Prof Myles Lewis, Professor of Precision Medicine and Rheumatology at Queen Mary University of London, explains:

"Predicting how a patient will respond to a biological therapy has remained a tantalising goal for many years. Previous studies found several possible biomarkers, but none successfully translated to clinical grade tests."

"By applying deep molecular phenotyping and machine learning to data from a recent clinical trial, we were able to find genes that were expressed differently in patients who responded to treatment compared to those who didn't. We could also see how specific groups of cells linked to how well each drug worked."

"From this we built predictive models to forecast how patients would respond to the three therapies tested in the clinical trial: etanercept, tocilizumab, and rituximab. When we tested the predictions, we found them to be accurate for 79%-85% of patients."

Prof Costantino Pitzalis, Professor of Rheumatology at Queen Mary University of London, comments:

"This innovation could have major benefits for patients and healthcare providers alike. Prescribing the right treatment first time would reduce patient suffering and make our healthcare system more efficient."

The research behind the innovation is published in Nature Communications in a paper titled: Deep molecular profiling of synovial biopsies in the STRAP trial identifies signatures predictive of treatment response to biologic therapies in Rheumatoid Arthritis.

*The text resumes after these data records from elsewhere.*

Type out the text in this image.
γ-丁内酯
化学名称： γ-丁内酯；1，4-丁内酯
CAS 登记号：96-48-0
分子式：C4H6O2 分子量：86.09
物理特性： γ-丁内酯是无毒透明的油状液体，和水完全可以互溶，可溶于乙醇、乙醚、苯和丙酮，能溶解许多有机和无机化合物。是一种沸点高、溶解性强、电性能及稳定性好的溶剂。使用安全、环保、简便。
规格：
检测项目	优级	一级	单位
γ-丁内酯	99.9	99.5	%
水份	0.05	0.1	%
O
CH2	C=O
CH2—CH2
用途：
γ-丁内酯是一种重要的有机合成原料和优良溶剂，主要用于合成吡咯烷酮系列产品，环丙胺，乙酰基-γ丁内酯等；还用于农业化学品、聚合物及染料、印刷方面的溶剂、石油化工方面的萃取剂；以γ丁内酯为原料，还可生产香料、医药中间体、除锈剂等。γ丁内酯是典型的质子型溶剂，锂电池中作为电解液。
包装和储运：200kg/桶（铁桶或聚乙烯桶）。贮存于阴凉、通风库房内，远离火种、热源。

The university is talking to potential commercial partners to help develop the approach for clinical use. With a clinical trial underway, the team are on course to be the first to introduce a predictive test into a real-world medical setting. They are the first and only research group to be conducting large, randomised control trials involving gene sequencing of biopsies from RA-affected joints. The current trial builds upon their first attempt, published in Nature Medicine in 2022. The team have since improved their machine learning and gene sequencing technology to make it easy to use in a real-life clinical setting.